Iran’s culture seems heavy-hearted. Most holidays are the anniversaries of the deaths of some Imams, but during elections, street celebrations are allowed. The Iranian people, who bear the brunt of a crippled economy experience hope, but it is false, as it is based on their vote.
In a country where the Supreme Leader calls gender equality a “Zionist plot” women rights are shockingly limited.
For instance, in Iran, women are disqualified from running for the presidency. The laws of the constitution decree that the president must be male. As well, he must believe in the Islamic Republic, and follow the dominant sect of Islam, which is Twelve-Imam Shia. In this manner, more than half of the Iranian population is automatically excluded. Women’s rights are limited to voting. Women are not trusted to participate in the race for this important position.
There has been a slight increase in the number of Iranian women working in government positions compared to twenty years ago, which the state uses as a means for publicity. However, women like Maryam Mojtahidzadeh, the influential head of the women’s ministry, don’t speak of equality, but of ’complementary’ roles for women.
Even today, a woman’s most important life decisions, such as marriage, child custody, divorce, employment, and traveling abroad, continues to legally require a man’s approval. The man may be her father or grandfather, her husband, or one of the all-male judges.
The government plays on women’s fear of invasions to draw their votes. Iranians worry that their country could be torn apart like their neighbors, Iraq, Syria, Afghanistan, and women know they are the first victims of war. When they believe they must choose between violence and reform, most will choose to support a dictator to avoid reaching the point of war.
The government undermines such options as civil disobedience or boycotting the elections, even though “Reformists” offer no plan to make changes to the discriminatory laws of the constitution. Still, they argue that the marginalized must vote for them “for stability”.
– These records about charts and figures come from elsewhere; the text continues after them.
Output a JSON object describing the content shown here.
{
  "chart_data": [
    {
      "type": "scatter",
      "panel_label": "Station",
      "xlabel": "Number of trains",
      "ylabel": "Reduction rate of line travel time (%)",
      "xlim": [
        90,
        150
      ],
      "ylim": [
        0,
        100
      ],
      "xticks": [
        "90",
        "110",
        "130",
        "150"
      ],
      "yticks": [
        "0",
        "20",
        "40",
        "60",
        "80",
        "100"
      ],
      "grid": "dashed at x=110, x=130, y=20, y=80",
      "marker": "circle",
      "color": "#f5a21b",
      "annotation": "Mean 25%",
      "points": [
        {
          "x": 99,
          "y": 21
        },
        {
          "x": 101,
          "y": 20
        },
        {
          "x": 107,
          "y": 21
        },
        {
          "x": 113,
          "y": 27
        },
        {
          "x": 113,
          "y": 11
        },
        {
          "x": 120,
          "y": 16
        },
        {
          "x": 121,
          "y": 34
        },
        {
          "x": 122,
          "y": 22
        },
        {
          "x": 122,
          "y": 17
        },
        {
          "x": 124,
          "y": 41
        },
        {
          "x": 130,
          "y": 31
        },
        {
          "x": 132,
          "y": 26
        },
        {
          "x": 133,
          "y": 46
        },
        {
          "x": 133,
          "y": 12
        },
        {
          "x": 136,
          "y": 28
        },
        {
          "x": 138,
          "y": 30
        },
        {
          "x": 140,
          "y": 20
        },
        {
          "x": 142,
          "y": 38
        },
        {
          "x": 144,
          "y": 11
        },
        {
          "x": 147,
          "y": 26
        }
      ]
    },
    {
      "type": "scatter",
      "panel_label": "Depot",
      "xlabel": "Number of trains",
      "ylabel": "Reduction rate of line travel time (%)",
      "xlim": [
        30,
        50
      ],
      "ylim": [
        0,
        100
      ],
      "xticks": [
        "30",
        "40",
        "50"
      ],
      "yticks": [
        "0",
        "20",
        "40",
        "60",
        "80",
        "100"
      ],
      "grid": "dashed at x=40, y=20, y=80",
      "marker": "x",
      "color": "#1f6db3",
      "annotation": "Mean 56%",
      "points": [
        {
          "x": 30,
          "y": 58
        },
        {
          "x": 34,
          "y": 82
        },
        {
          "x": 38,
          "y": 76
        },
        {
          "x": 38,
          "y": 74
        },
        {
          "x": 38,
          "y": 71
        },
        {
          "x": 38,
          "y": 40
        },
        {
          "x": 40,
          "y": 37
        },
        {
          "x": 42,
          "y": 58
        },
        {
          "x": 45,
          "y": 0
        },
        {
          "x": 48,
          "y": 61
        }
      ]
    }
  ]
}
Under such repression, Iranian women lack confidence in themselves and other women. While they are legally allowed to run for lower rank positions, they don’t trust themselves with managerial roles. Through globalization, the Iranian diaspora, and access to the internet, Iranian women have seen how unfair their situation is, compared to women in the West, where gender equality is the norm. Women are not taught gender equality in Iran.
In Iran, feminism is said to be “a threat to families and society”. The increase in the divorce rate isn’t viewed as a protest to patriarchy, but instead, is attributed to the negative impact of women’s relative “liberation” from cultural taboos.
60% of Iranian college graduates are women, but they make up only 13% of the workforce.
Divorce and travel rights have been gained by may women who have stated these rights in their marriage licenses. Such legal loopholes are used by the upper-middle class. Life has not improve for the majority of Iran’s women.
Common language that is inherently denigrating for women like, “They allowed the girl to do…” not “The girl did…”, and widespread jokes that mock women as being simple, are a continuation of the patriarchy, and create distrust in women, as well.
In Iran, women are only welcome when they contribute to patriarchy and nationalism. The short-lived freedom and hope enjoyed during the election season, the allusions to empowering women, the myth of ‘war or reformists’, is meant to use women and minorities, to bring them the polling stations, and obtain their votes.